Et Mon Chemin
Mon chemin n'a pas été droit, et ma vie fut loin d'être facile. Pourtant, chaque pas, chaque blessure et chaque perte me préparaient en silence à un jour que je ne comprenais pas encore.
Enfant, je connaissais à peine mes parents. Ils se sont séparés tôt, et à onze ans je me suis retrouvé dans un orphelinat. L'école était difficile, et je ne me suis jamais vraiment senti chez moi nulle part.
À quatorze ans, j'ai quitté le Suriname pour les Pays-Bas afin de vivre chez mon père. Un nouveau pays, un nouvel environnement — et pourtant, au fond de moi, j'étais toujours cet enfant silencieux, portant des questions sans réponse.
À vingt ans, j'ai quitté la maison. Le travail n'a pas duré longtemps. Je vivais d'allocations et je me disais que j'étais libre — mais en vérité, je dérivais sans direction.
À vingt-deux ans, je me suis retrouvé sans abri. Je dormais où je pouvais — chez de la famille, chez des amis, sur des canapés, dans des logements de passage, et parfois même dans la rue. Les nuits étaient longues. On apprend combien le monde peut sembler petit quand on n'a aucune porte à refermer derrière soi.
Pourtant, quelque chose en moi ne renonçait pas. J'acceptais de petits emplois dès que je le pouvais. Lentement, pas à pas, ma vie a recommencé à prendre forme.

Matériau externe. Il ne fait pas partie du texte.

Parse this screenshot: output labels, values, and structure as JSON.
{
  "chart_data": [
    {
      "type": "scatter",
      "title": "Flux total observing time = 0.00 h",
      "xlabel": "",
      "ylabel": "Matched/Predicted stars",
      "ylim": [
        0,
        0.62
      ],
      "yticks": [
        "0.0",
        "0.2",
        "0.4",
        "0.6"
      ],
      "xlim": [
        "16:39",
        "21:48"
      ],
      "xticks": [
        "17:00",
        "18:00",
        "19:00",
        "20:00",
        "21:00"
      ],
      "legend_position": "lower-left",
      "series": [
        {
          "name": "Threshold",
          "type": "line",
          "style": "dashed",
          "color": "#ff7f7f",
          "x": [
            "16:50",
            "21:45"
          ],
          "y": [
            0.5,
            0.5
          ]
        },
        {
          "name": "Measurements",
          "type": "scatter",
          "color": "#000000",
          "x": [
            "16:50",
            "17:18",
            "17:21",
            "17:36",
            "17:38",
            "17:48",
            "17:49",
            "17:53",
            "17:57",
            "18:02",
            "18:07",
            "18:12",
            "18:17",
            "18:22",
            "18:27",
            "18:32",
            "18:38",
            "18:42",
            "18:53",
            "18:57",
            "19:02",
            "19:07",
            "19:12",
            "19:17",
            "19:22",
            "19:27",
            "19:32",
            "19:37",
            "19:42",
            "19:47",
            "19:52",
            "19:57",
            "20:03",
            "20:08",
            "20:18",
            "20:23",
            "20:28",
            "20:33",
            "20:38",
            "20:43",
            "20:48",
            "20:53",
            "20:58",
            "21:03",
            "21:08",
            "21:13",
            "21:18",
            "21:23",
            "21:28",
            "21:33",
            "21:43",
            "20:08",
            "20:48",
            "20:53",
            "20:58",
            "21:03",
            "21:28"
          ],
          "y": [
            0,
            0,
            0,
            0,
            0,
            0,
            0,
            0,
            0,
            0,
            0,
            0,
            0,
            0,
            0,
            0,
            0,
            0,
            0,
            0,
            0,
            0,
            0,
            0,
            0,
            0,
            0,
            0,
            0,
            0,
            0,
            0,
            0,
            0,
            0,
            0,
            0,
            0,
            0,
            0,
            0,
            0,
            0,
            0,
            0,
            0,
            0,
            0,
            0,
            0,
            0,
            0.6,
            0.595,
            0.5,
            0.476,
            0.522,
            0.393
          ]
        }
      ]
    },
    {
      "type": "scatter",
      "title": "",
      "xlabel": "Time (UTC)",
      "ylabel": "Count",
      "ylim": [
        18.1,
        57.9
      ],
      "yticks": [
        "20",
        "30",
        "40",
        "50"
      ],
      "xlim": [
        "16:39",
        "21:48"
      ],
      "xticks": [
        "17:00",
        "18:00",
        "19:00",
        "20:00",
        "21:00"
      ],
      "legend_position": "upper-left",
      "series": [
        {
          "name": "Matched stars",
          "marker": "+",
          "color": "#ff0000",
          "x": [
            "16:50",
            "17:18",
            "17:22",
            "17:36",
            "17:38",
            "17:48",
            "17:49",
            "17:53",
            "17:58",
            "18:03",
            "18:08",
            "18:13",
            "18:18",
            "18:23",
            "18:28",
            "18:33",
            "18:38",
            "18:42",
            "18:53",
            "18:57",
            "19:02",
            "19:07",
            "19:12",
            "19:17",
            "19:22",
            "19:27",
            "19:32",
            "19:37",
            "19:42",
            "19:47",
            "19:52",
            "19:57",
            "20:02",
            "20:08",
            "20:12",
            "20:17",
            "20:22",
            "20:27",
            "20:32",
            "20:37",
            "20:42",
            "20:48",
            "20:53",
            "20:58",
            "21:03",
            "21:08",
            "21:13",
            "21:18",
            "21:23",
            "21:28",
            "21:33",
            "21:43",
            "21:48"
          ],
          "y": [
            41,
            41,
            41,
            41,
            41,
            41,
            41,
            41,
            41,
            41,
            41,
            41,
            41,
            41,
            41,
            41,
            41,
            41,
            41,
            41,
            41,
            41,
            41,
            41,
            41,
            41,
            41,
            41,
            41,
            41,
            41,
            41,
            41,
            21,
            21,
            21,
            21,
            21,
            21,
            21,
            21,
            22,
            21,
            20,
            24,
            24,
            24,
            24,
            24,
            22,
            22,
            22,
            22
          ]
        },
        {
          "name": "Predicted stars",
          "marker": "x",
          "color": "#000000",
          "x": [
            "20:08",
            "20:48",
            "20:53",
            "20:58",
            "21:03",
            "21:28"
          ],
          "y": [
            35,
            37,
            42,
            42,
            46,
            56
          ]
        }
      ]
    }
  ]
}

À trente-deux ans, j'ai enfin eu un logement à moi.
Peu après, une jeune fille qui avait besoin de sécurité est entrée dans ma vie. J'avais peu, mais je savais ce que signifie se sentir seul — alors j'ai choisi de l'accueillir. Je n'avais jamais été père, et pourtant la vie m'a rendu père.
À quarante ans, j'ai acheté ma première maison. Pour quelqu'un qui n'avait autrefois nulle part où aller, cela ressemblait à une grâce.
En avril 2013, vers une heure du matin, j'ai répondu à un appel téléphonique — et j'ai vu trois hommes vêtus de blanc se tenir devant moi. À partir de ce moment, les visions ont commencé.
Elles parlaient des hommes. Du monde. De choses qui dépassent la vie ordinaire.
Dans ces visions, mon cœur se brisait souvent. Je voyais du sang, la mort et des violences inutiles dans le monde. Je voyais des catastrophes, la souffrance, des conflits et une grande agitation parmi les nations. Je voyais la peur, la perte et le chagrin sur toute la terre. Certaines images étaient si lourdes que parfois j'avais peur de dormir.
Certains rêves se répétaient. D'autres se poursuivaient comme des récits qui n'étaient pas encore achevés. Il y eut des nuits où je me réveillais en larmes.
« Ceci est le plan de Dieu. Tu dois faire ce que tu dois faire.
Et tu sais ce que tu dois faire.
Tu ne peux ni t'en détourner, ni t'y soustraire.
Fais ce que tu dois faire — et aie confiance, car ceci est le plan de Dieu. »
En 2015, j'ai vu en ligne une vidéo de quelqu'un qui priait pour la guérison dans la rue. Ma première pensée fut : « Bien sûr… ». À cet instant, j'avais mal à la nuque. Je me suis dit : « Je n'ai rien à perdre. »
J'ai posé la main sur ma nuque et j'ai dit : « Au nom de Dieu, douleur, va-t'en. » Je ne voulais pas y croire — mais la douleur avait disparu.
À partir de ce moment, j'ai remarqué que lorsque je priais pour les gens et que je posais les mains sur eux, certains éprouvaient un soulagement. Je n'ai jamais cru que c'était ma puissance. Je n'étais qu'un homme. Mais quelque chose de plus grand agissait à travers moi.
Quand je partageais mes visions, beaucoup riaient. Certains se détournaient. Cela faisait mal — non parce qu'ils doutaient, mais parce que j'apprenais combien un appel peut rendre seul.
En octobre 2025, j'ai rêvé d'une colombe blanche qui dansait devant moi et s'inclinait. Dans le rêve, j'ai emmené la colombe chez moi. Cela ressemblait à la paix. À une confirmation.
Une semaine plus tard, quelque chose s'est déplacé en moi. Tout ce qui semblait autrefois des morceaux séparés a formé un seul chemin.
Ce fut le moment où ma mission a commencé.
Ceci n'est pas un récit de grandeur.
C'est l'histoire d'une vie qui est tombée, s'est relevée et a appris à écouter.
Car la lumière ne naît pas toujours dans les palais.
Parfois, elle s'éveille en celui qui a tout perdu — sauf l'âme.
Et c'est pourquoi je n'écris pas beaucoup sur moi-même —
car ce livre ne parle pas de moi, mais de la Lumière qui m'a porté.